Afrique subsaharienne

Deux traits dominent dans le paysage subsaharien actuel : d'une part la multiplication des conflits locaux, aux implications le plus souvent internes ; d'autre part la généralisation de ce que les bailleurs de fonds, organisés autour du Fonds monétaire international (FMI) et de la Banque mondiale, appellent l'ajustement structurel, à savoir la réorganisation de l'économie.

Par contraste avec l'année précédente, qui fut marquée par le génocide au Rwanda, la naissance d'une nouvelle Afrique du Sud et la dévaluation du franc CFA, 1995 est sans grand relief en Afrique subsaharienne. La démocratisation, qui était le grand thème du début de la décennie, n'occupe plus une place aussi nette dans les enjeux, bien qu'elle ne soit pas véritablement remise en cause. En réalité, les questions économiques et financières prennent le dessus avec la persistance du problème de la dette. Cependant, les conflits, le plus souvent des guerres civiles, continuent d'ensanglanter le continent.

Sénégal

Le Sénégal règle en mars 1995 une crise politique qui dure depuis la réélection contestée du président Abdou Diouf en février 1993. Abdoulaye Wade, chef du PDS (Parti démocratique sénégalais) et principale personnalité de l'opposition, entre à nouveau au gouvernement avec des fonctions de ministre d'État mais sans portefeuille. La politique économique préconisée par les bailleurs de fonds se poursuit avec des privatisations prudentes. La ligne présidentielle cherche à contourner l'obstacle que représente encore la puissance des syndicats, pourtant de moins en moins influents.

La situation se dégrade en Casamance, où les indépendantistes entretiennent l'agitation depuis plusieurs années. Quatre touristes français disparaissent en avril 1995 dans des conditions mystérieuses. Les affrontements entre rebelles casamançais et armée sénégalaise reprennent avec plus de force. Le mouvement séparatiste est plus actif, mais aussi plus divisé et plus insaisissable qu'auparavant. Aucune solution définitive au conflit n'est envisageable dans l'immédiat.

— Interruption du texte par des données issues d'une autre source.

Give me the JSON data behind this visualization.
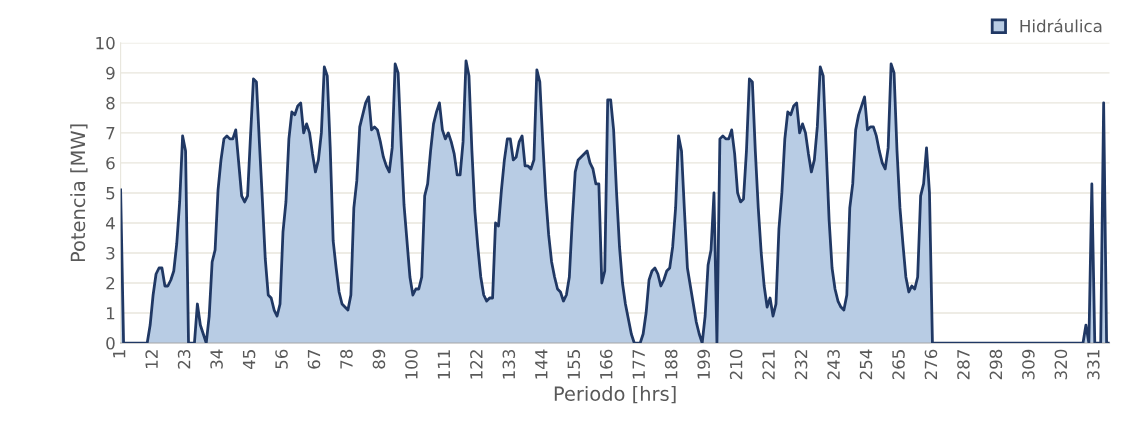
{
  "chart_data": {
    "type": "area",
    "xlabel": "Periodo [hrs]",
    "ylabel": "Potencia [MW]",
    "categories": [
      "1",
      null,
      null,
      null,
      null,
      null,
      null,
      null,
      null,
      null,
      null,
      "12",
      null,
      null,
      null,
      null,
      null,
      null,
      null,
      null,
      null,
      null,
      "23",
      null,
      null,
      null,
      null,
      null,
      null,
      null,
      null,
      null,
      null,
      "34",
      null,
      null,
      null,
      null,
      null,
      null,
      null,
      null,
      null,
      null,
      "45",
      null,
      null,
      null,
      null,
      null,
      null,
      null,
      null,
      null,
      null,
      "56",
      null,
      null,
      null,
      null,
      null,
      null,
      null,
      null,
      null,
      null,
      "67",
      null,
      null,
      null,
      null,
      null,
      null,
      null,
      null,
      null,
      null,
      "78",
      null,
      null,
      null,
      null,
      null,
      null,
      null,
      null,
      null,
      null,
      "89",
      null,
      null,
      null,
      null,
      null,
      null,
      null,
      null,
      null,
      null,
      "100",
      null,
      null,
      null,
      null,
      null,
      null,
      null,
      null,
      null,
      null,
      "111",
      null,
      null,
      null,
      null,
      null,
      null,
      null,
      null,
      null,
      null,
      "122",
      null,
      null,
      null,
      null,
      null,
      null,
      null,
      null,
      null,
      null,
      "133",
      null,
      null,
      null,
      null,
      null,
      null,
      null,
      null,
      null,
      null,
      "144",
      null,
      null,
      null,
      null,
      null,
      null,
      null,
      null,
      null,
      null,
      "155",
      null,
      null,
      null,
      null,
      null,
      null,
      null,
      null,
      null,
      null,
      "166",
      null,
      null,
      null,
      null,
      null,
      null,
      null,
      null,
      null,
      null,
      "177",
      null,
      null,
      null,
      null,
      null,
      null,
      null,
      null,
      null,
      null,
      "188",
      null,
      null,
      null,
      null,
      null,
      null,
      null,
      null,
      null,
      null,
      "199",
      null,
      null,
      null,
      null,
      null,
      null,
      null,
      null,
      null,
      null,
      "210",
      null,
      null,
      null,
      null,
      null,
      null,
      null,
      null,
      null,
      null,
      "221",
      null,
      null,
      null,
      null,
      null,
      null,
      null,
      null,
      null,
      null,
      "232",
      null,
      null,
      null,
      null,
      null,
      null,
      null,
      null,
      null,
      null,
      "243",
      null,
      null,
      null,
      null,
      null,
      null,
      null,
      null,
      null,
      null,
      "254",
      null,
      null,
      null,
      null,
      null,
      null,
      null,
      null,
      null,
      null,
      "265",
      null,
      null,
      null,
      null,
      null,
      null,
      null,
      null,
      null,
      null,
      "276",
      null,
      null,
      null,
      null,
      null,
      null,
      null,
      null,
      null,
      null,
      "287",
      null,
      null,
      null,
      null,
      null,
      null,
      null,
      null,
      null,
      null,
      "298",
      null,
      null,
      null,
      null,
      null,
      null,
      null,
      null,
      null,
      null,
      "309",
      null,
      null,
      null,
      null,
      null,
      null,
      null,
      null,
      null,
      null,
      "320",
      null,
      null,
      null,
      null,
      null,
      null,
      null,
      null,
      null,
      null,
      "331",
      null,
      null,
      null,
      null,
      null
    ],
    "series": [
      {
        "name": "Hidráulica",
        "color": "#b8cce4",
        "values": [
          5.1,
          0,
          0,
          0,
          0,
          0,
          0,
          0,
          0,
          0,
          0.6,
          1.6,
          2.3,
          2.5,
          2.5,
          1.9,
          1.9,
          2.1,
          2.4,
          3.3,
          4.7,
          6.9,
          6.4,
          0,
          0,
          0,
          1.3,
          0.6,
          0.3,
          0,
          0.9,
          2.7,
          3.1,
          5.1,
          6.1,
          6.8,
          6.9,
          6.8,
          6.8,
          7.1,
          6.0,
          4.9,
          4.7,
          4.9,
          6.9,
          8.8,
          8.7,
          6.7,
          4.8,
          2.8,
          1.6,
          1.5,
          1.1,
          0.9,
          1.3,
          3.7,
          4.7,
          6.8,
          7.7,
          7.6,
          7.9,
          8.0,
          7.0,
          7.3,
          7.0,
          6.3,
          5.7,
          6.1,
          7.0,
          9.2,
          8.9,
          6.5,
          3.4,
          2.5,
          1.7,
          1.3,
          1.2,
          1.1,
          1.6,
          4.5,
          5.4,
          7.2,
          7.6,
          8.0,
          8.2,
          7.1,
          7.2,
          7.1,
          6.7,
          6.2,
          5.9,
          5.7,
          6.5,
          9.3,
          9.0,
          6.7,
          4.6,
          3.4,
          2.2,
          1.6,
          1.8,
          1.8,
          2.2,
          4.9,
          5.3,
          6.4,
          7.3,
          7.7,
          8.0,
          7.1,
          6.8,
          7.0,
          6.7,
          6.3,
          5.6,
          5.6,
          6.7,
          9.4,
          8.9,
          6.4,
          4.4,
          3.2,
          2.2,
          1.6,
          1.4,
          1.5,
          1.5,
          4.0,
          3.9,
          5.1,
          6.1,
          6.8,
          6.8,
          6.1,
          6.2,
          6.7,
          6.9,
          5.9,
          5.9,
          5.8,
          6.1,
          9.1,
          8.7,
          6.7,
          4.9,
          3.6,
          2.7,
          2.2,
          1.8,
          1.7,
          1.4,
          1.6,
          2.2,
          4.1,
          5.7,
          6.1,
          6.2,
          6.3,
          6.4,
          6.0,
          5.8,
          5.3,
          5.3,
          2.0,
          2.4,
          8.1,
          8.1,
          7.1,
          5.0,
          3.2,
          2.0,
          1.3,
          0.8,
          0.3,
          0,
          0,
          0,
          0.3,
          1.0,
          2.1,
          2.4,
          2.5,
          2.3,
          1.9,
          2.1,
          2.4,
          2.5,
          3.2,
          4.5,
          6.9,
          6.4,
          4.4,
          2.5,
          1.9,
          1.3,
          0.7,
          0.3,
          0,
          0.9,
          2.6,
          3.1,
          5.0,
          0,
          6.8,
          6.9,
          6.8,
          6.8,
          7.1,
          6.3,
          5.0,
          4.7,
          4.8,
          6.4,
          8.8,
          8.7,
          6.4,
          4.5,
          3.0,
          1.9,
          1.2,
          1.5,
          0.9,
          1.3,
          3.8,
          5.0,
          6.8,
          7.7,
          7.6,
          7.9,
          8.0,
          7.0,
          7.3,
          7.0,
          6.3,
          5.7,
          6.1,
          7.2,
          9.2,
          8.9,
          6.5,
          4.1,
          2.5,
          1.8,
          1.4,
          1.2,
          1.1,
          1.6,
          4.5,
          5.3,
          7.1,
          7.6,
          7.9,
          8.2,
          7.1,
          7.2,
          7.2,
          6.9,
          6.4,
          6.0,
          5.8,
          6.5,
          9.3,
          9.0,
          6.4,
          4.5,
          3.3,
          2.2,
          1.7,
          1.9,
          1.8,
          2.2,
          4.9,
          5.3,
          6.5,
          5.0,
          0,
          0,
          0,
          0,
          0,
          0,
          0,
          0,
          0,
          0,
          0,
          0,
          0,
          0,
          0,
          0,
          0,
          0,
          0,
          0,
          0,
          0,
          0,
          0,
          0,
          0,
          0,
          0,
          0,
          0,
          0,
          0,
          0,
          0,
          0,
          0,
          0,
          0,
          0,
          0,
          0,
          0,
          0,
          0,
          0,
          0,
          0,
          0,
          0,
          0,
          0,
          0,
          0.6,
          0,
          5.3,
          0,
          0,
          0,
          8.0,
          0,
          0
        ]
      }
    ],
    "ylim": [
      0,
      10
    ],
    "yticks": [
      0,
      1,
      2,
      3,
      4,
      5,
      6,
      7,
      8,
      9,
      10
    ],
    "grid": "y",
    "legend": "top right"
  }
}
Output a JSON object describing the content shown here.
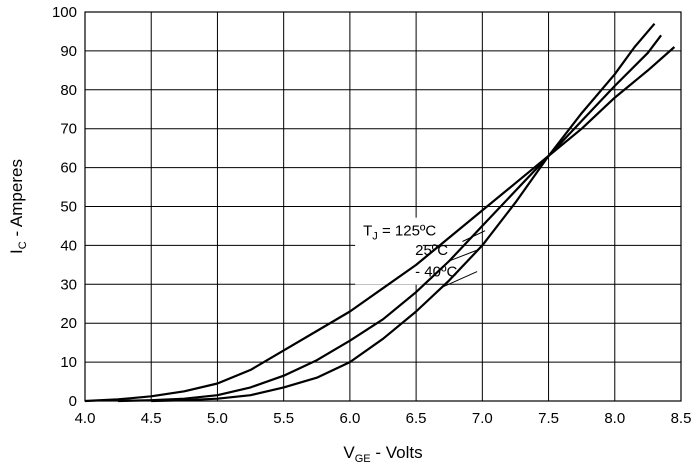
{
  "chart_data": {
    "type": "line",
    "title": "",
    "xlabel": {
      "main": "V",
      "sub": "GE",
      "rest": " - Volts"
    },
    "ylabel": {
      "main": "I",
      "sub": "C",
      "rest": " - Amperes"
    },
    "xlim": [
      4.0,
      8.5
    ],
    "ylim": [
      0,
      100
    ],
    "x_ticks": [
      "4.0",
      "4.5",
      "5.0",
      "5.5",
      "6.0",
      "6.5",
      "7.0",
      "7.5",
      "8.0",
      "8.5"
    ],
    "y_ticks": [
      "0",
      "10",
      "20",
      "30",
      "40",
      "50",
      "60",
      "70",
      "80",
      "90",
      "100"
    ],
    "grid": true,
    "legend": "none",
    "line_color": "#000000",
    "annotation_prefix": {
      "main": "T",
      "sub": "J",
      "rest": "  = "
    },
    "series": [
      {
        "name": "125ºC",
        "x": [
          4.0,
          4.25,
          4.5,
          4.75,
          5.0,
          5.25,
          5.5,
          5.75,
          6.0,
          6.25,
          6.5,
          6.75,
          7.0,
          7.25,
          7.5,
          7.75,
          8.0,
          8.25,
          8.45
        ],
        "y": [
          0,
          0.4,
          1.2,
          2.5,
          4.5,
          8,
          13,
          18,
          23,
          29,
          35,
          42,
          49,
          56,
          63,
          70,
          78,
          85,
          91
        ]
      },
      {
        "name": "25ºC",
        "x": [
          4.25,
          4.5,
          4.75,
          5.0,
          5.25,
          5.5,
          5.75,
          6.0,
          6.25,
          6.5,
          6.75,
          7.0,
          7.25,
          7.5,
          7.75,
          8.0,
          8.25,
          8.35
        ],
        "y": [
          0,
          0.2,
          0.6,
          1.5,
          3.5,
          6.5,
          10.5,
          15.5,
          21,
          28,
          36,
          45,
          54,
          63,
          72,
          81,
          89.5,
          94
        ]
      },
      {
        "name": "- 40ºC",
        "x": [
          4.5,
          4.75,
          5.0,
          5.25,
          5.5,
          5.75,
          6.0,
          6.25,
          6.5,
          6.75,
          7.0,
          7.25,
          7.5,
          7.75,
          8.0,
          8.15,
          8.3
        ],
        "y": [
          0,
          0.2,
          0.6,
          1.5,
          3.5,
          6,
          10,
          16,
          23,
          31,
          40,
          51,
          63,
          74,
          84,
          91,
          97
        ]
      }
    ],
    "annotations": [
      {
        "series": "125ºC",
        "label_x": 6.1,
        "label_y": 42.5,
        "point_x": 6.85,
        "point_y": 41
      },
      {
        "series": "25ºC",
        "label_x": 6.1,
        "label_y": 37.5,
        "point_x": 6.75,
        "point_y": 36
      },
      {
        "series": "- 40ºC",
        "label_x": 6.1,
        "label_y": 32,
        "point_x": 6.68,
        "point_y": 29
      }
    ]
  }
}
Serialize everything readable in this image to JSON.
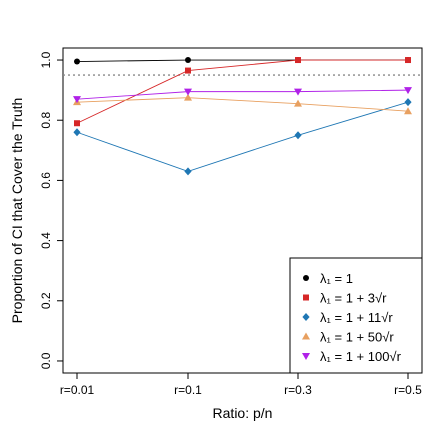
{
  "chart_data": {
    "type": "line",
    "xlabel": "Ratio: p/n",
    "ylabel": "Proportion of CI that Cover the Truth",
    "categories": [
      "r=0.01",
      "r=0.1",
      "r=0.3",
      "r=0.5"
    ],
    "ylim": [
      -0.04,
      1.04
    ],
    "yticks": [
      "0.0",
      "0.2",
      "0.4",
      "0.6",
      "0.8",
      "1.0"
    ],
    "reference_line": {
      "y": 0.95,
      "style": "dotted",
      "color": "#888888"
    },
    "grid": false,
    "legend_position": "bottom-right",
    "series": [
      {
        "name": "λ₁ = 1",
        "color": "#000000",
        "marker": "circle",
        "values": [
          0.995,
          1.0,
          1.0,
          1.0
        ]
      },
      {
        "name": "λ₁ = 1 + 3√r",
        "color": "#d62728",
        "marker": "square",
        "values": [
          0.79,
          0.965,
          1.0,
          1.0
        ]
      },
      {
        "name": "λ₁ = 1 + 11√r",
        "color": "#1f77b4",
        "marker": "diamond",
        "values": [
          0.76,
          0.63,
          0.75,
          0.86
        ]
      },
      {
        "name": "λ₁ = 1 + 50√r",
        "color": "#e8a060",
        "marker": "triangle-up",
        "values": [
          0.86,
          0.875,
          0.855,
          0.83
        ]
      },
      {
        "name": "λ₁ = 1 + 100√r",
        "color": "#b021e8",
        "marker": "triangle-down",
        "values": [
          0.87,
          0.895,
          0.895,
          0.9
        ]
      }
    ]
  }
}
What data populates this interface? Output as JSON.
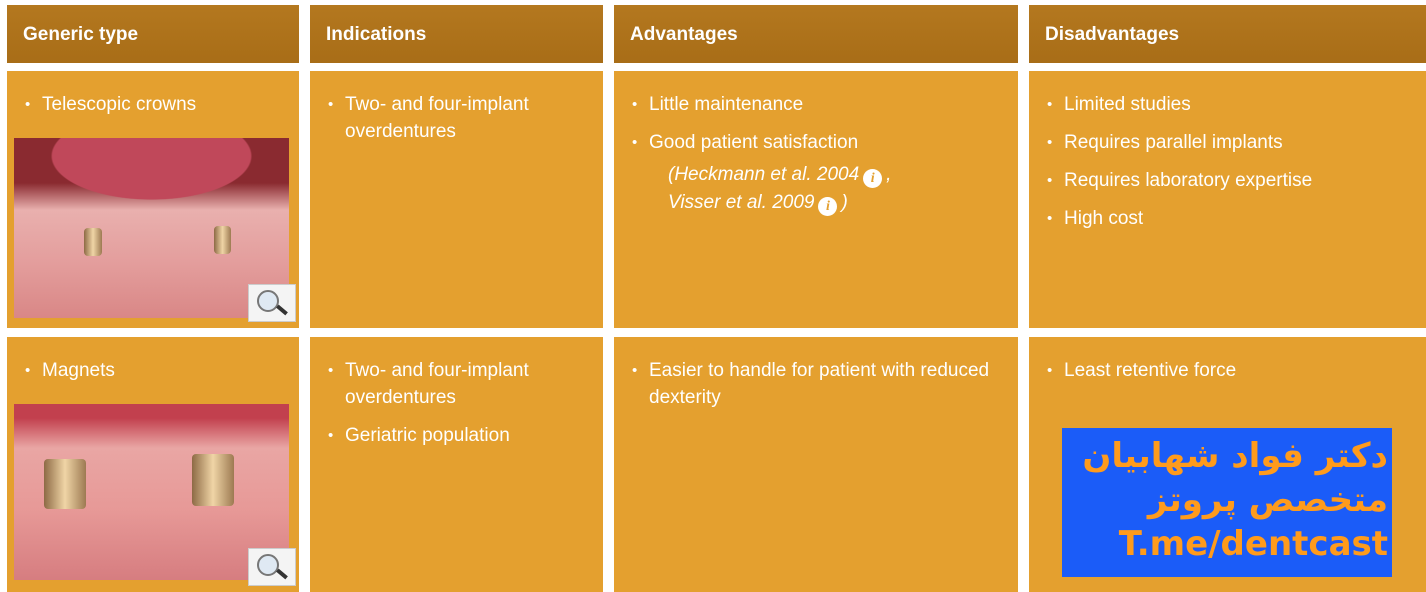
{
  "table": {
    "headers": [
      "Generic type",
      "Indications",
      "Advantages",
      "Disadvantages"
    ],
    "rows": [
      {
        "type": [
          "Telescopic crowns"
        ],
        "indications": [
          "Two- and four-implant overdentures"
        ],
        "advantages": [
          "Little maintenance",
          "Good patient satisfaction"
        ],
        "citation": [
          "(Heckmann et al. 2004",
          ",",
          "Visser et al. 2009",
          ")"
        ],
        "disadvantages": [
          "Limited studies",
          "Requires parallel implants",
          "Requires laboratory expertise",
          "High cost"
        ]
      },
      {
        "type": [
          "Magnets"
        ],
        "indications": [
          "Two- and four-implant overdentures",
          "Geriatric population"
        ],
        "advantages": [
          "Easier to handle for patient with reduced dexterity"
        ],
        "disadvantages": [
          "Least retentive force"
        ]
      }
    ]
  },
  "watermark": {
    "lines": [
      "دکتر فواد شهابیان",
      "متخصص پروتز",
      "T.me/dentcast"
    ]
  }
}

En juin 1995, le Sénégal fête officiellement le centenaire de la création de l'AOF (Afrique-Occidentale française), ce qui surprend certains de ses partenaires. La France n'accepte de subventionner cette célébration qu'avec une certaine réticence. Aucun des chefs d'État de la région ne répond à l'invitation sénégalaise ; l'épouse du président malien participe au colloque organisé dans ce cadre mais seulement comme historienne. L'un des motifs de cette célébration était pourtant de réaffirmer la foi du Sénégal dans les unions régionales en Afrique.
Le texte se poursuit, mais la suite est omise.